Unfortunately, the Python 2.x vs 3.x divide exists and so far, I have yet to be able to completely commit to 3.x due to a few packages with legacy issues. Luckily, there is a pretty easy solution below. Note, your Mac has Python preinstalled (go to terminal and type python to start coding…). However, if you want to update any packages, you can quickly run into issues. So it is easiest to install your own version of Python.

  1. Install Anaconda (I advocate version 2.7, Anaconda will call this environment root)
  2. I recommend using Anaconda Navigator and using Spyder for an IDE
  3. Install version 3.5 and make an environment (in Anaconda Navigator or terminal commands below):
    $ conda create -n python3.5 python=3.5 anaconda
  4. You can switch between python environments  {root, python3.5}
    $ source activate {insert environment name here}
  5. To add new python packages use conda or pip (anaconda has made its own pip the default)
  6. WARNING: always close Spyder before using conda update or pip. I got stuck in some weird place where Spyder would no longer launch. Apparently it can happen if Spyder is open and underlying packages get changed.

To get around the 2.x vs 3.x issue, go to your terminal and use pip install for the following packages: future, importlib, unittest2, and argparse. See the package’s website for details of any differences. Then, start your Python code with the following two lines:

from __future__ import (absolute_import, division, print_function, 

from builtins import *

For nearly all scientific computing applications, you are essentially writing Python 3 code. So make sure to read the correct documentation!

Personally, I found Anaconda to be a lifesaver. Otherwise, I got stuck in some weird infinite update loop to install all required packages for machine learning (specifically Theano).

Now you are ready to code! If you aren’t familiar with Python, my recommended tutorials will be in a future post.


The one ring to rule them all: Python


This lays out why I think all scientists should learn Python first and use it as their primary programming language. I think many of the reasons why scientists should learn Python first are equally applicable to everyone, but computer scientists and others probably have different demands for their primary language.

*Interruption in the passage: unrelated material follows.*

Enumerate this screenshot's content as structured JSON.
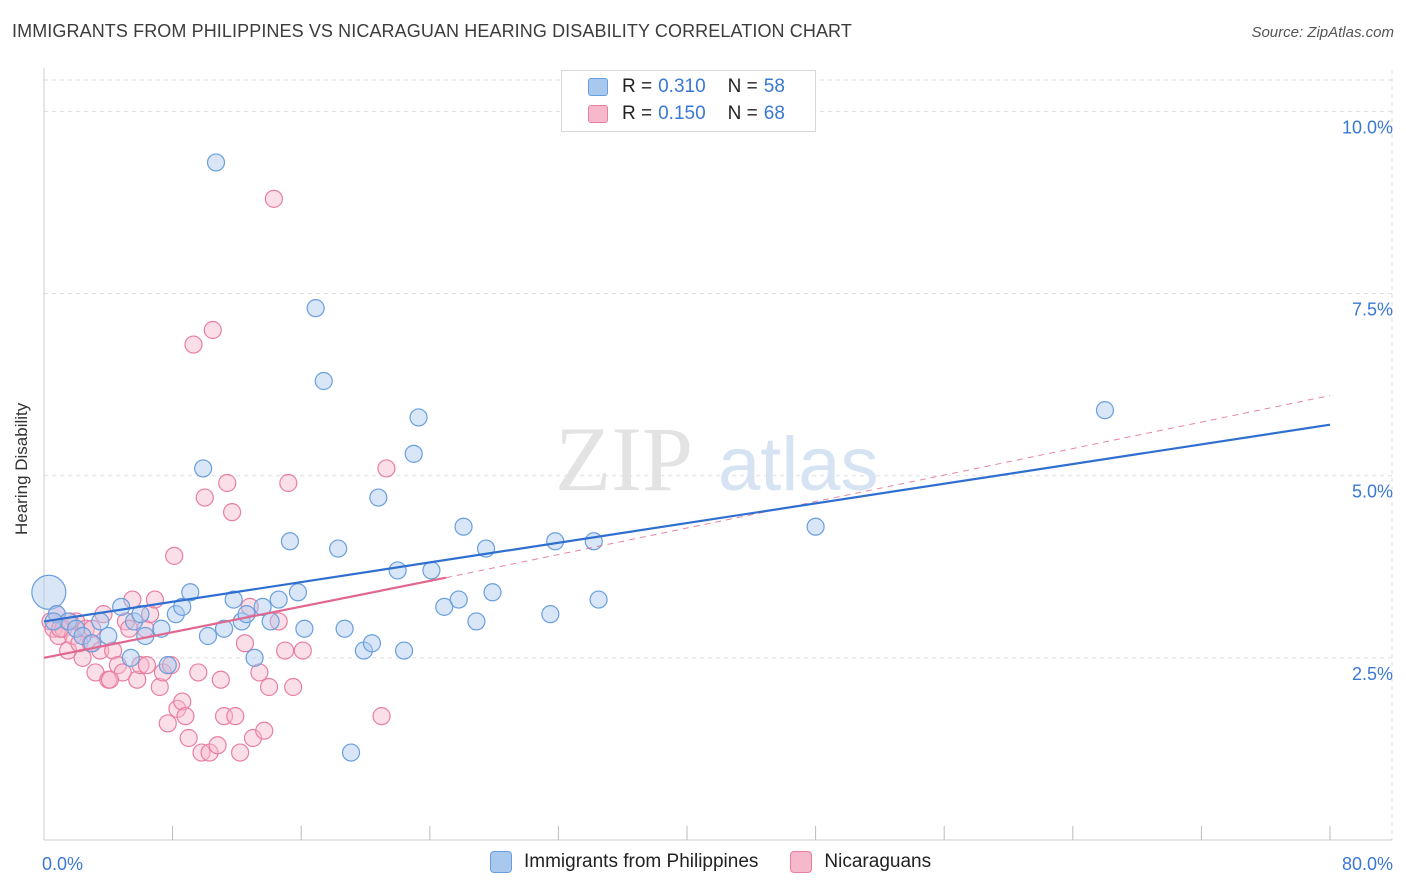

First, a quick history of languages I have programmed in. My first programming project was as a freshman in college and I used Fortran for simulations of water molecules. Then as a sophomore I used MATLAB for a summer research project that testing components for a high energy experiment. The following summer I used C for a summer research project on stochastic simulations. This was followed by me taking my first programming course where I used Java.

At this point I had used a slew of programming languages, but MATLAB was my primary language. I rarely had to deal with strings or statistics, so MATLAB had everything I needed. This continued into graduate school. Eventually, I ended up doing some bioinformatics, so I had to learn R. And finally, just for the hell of it, I decided to write some code in Python. Additionally, I have used Mathematica, but I wouldn’t count it as a true language.

So this is a really long-winded explanation of why I have some credibility when I say Python is the best (compared to Fortran, C, MATLAB, Java, and R which with I have personal experience). When I started my postdoc, it seemed like the perfect time to make the complete switch to only use Python.

So to start with, why would I recommend it as a first language?

  1. Correct level of difficulty
  2. Pythonic – simple expressions usually work as you would guess
  3. Versatile – can do everything one needs
  4. Open sourced
  5. Community – lots of great packages

And why should scientists use it?

  1. Versatile – handles all data types easily (unlike MATLAB)
  2. Fast enough – Cython, Theano, etc can be used when speed matters
  3. Plenty of scientific packages – Numpy, Scipy, Matplotlib, Scikit-Learn, etc
  4. Large science community – new packages all the time

Additionally, its a language that is popular enough (see here and here) to lead to a job in industry and will safely be around for years to come. So please drink the Kool-Aid and join the Python cult!